High fashion infant apparel? High fashion infant apparel should constitute child abuse. Babies need to be warm, clean and comfortable in clothes that let them move and don’t itch or scratch. Period. End of story. Babies should be given the dignity of looking like the sweet little innocent bundles they are, not some perverted cartoon version of a diva.
They don’t need to be tricked out in fake gems, feathers, sequins, gold or tutus. They don’t need to wear a pair of shoes called “Swanky” with a description that begins: Your baby girl may still be a long way from working on her swanky swagger, but the Swanky High Heeled Crib Shoes will have her looking stylish until she’s ready to strut herself. Is Ms. Holbrook so tone deaf that she thinks it’s just fine to talk about a baby learning to strut herself?
On the one hand we protect modern children as they grow up from every conceivable danger, every challenge, every hurt, every consequence. They all get trophies. They have all their time scheduled. They are never out of sight. Psychologically we keep them infants. We totally de-skill them for what used to be called adult life.

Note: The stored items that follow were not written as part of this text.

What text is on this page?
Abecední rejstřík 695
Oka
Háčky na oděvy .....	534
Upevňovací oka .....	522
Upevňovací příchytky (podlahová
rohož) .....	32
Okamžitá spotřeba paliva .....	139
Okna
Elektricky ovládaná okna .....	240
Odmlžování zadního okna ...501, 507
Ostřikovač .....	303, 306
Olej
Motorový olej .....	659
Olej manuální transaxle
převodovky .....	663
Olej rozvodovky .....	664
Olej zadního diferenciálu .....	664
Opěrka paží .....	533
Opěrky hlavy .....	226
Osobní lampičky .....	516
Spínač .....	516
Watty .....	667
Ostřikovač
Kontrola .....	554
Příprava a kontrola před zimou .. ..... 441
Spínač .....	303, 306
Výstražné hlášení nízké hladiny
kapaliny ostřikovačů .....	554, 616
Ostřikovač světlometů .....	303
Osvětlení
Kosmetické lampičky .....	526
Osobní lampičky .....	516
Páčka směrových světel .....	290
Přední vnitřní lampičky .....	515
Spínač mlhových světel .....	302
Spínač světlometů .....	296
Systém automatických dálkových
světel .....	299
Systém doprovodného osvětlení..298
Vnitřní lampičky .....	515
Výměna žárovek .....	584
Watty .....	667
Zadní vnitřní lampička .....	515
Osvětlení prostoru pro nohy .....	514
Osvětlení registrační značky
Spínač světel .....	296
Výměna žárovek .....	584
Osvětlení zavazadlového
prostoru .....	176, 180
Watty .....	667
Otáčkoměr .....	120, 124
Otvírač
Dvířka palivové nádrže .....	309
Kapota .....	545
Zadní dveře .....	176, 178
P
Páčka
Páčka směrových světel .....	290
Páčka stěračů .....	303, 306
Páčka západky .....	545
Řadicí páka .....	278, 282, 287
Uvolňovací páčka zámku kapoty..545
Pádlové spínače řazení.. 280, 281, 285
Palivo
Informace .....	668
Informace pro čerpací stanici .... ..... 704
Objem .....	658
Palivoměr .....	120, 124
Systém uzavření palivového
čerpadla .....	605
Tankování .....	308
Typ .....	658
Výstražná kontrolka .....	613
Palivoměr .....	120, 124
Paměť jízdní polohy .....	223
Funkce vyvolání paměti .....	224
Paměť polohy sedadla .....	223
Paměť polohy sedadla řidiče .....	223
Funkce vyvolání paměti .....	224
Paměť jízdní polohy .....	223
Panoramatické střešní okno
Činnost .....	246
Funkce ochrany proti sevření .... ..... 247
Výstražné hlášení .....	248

On the other hand, we allow graphic sexual and violent images and music in our children’s lives (because, we tell ourselves, we can’t protect them from everything…) We dress little ones as miniature prostitutes and gangbangers. Take a trip through any children’s clothing department if you don’t believe me. Note the sleazy materials, the provocative cuts, the slogans on the tee shirts. Now try to find something appropriate to dress a five year old in – so that he or she will look like an actual five year old. Not a twenty- or thirty-five year old. We completely rob them of their childhood innocence. We pretend they are little adults.
In short, we severely limit experiences in places we should be allowing more and more freedom; and we allow too much freedom where there should be severe limits. This is decidedly backwards. And heartbreaking.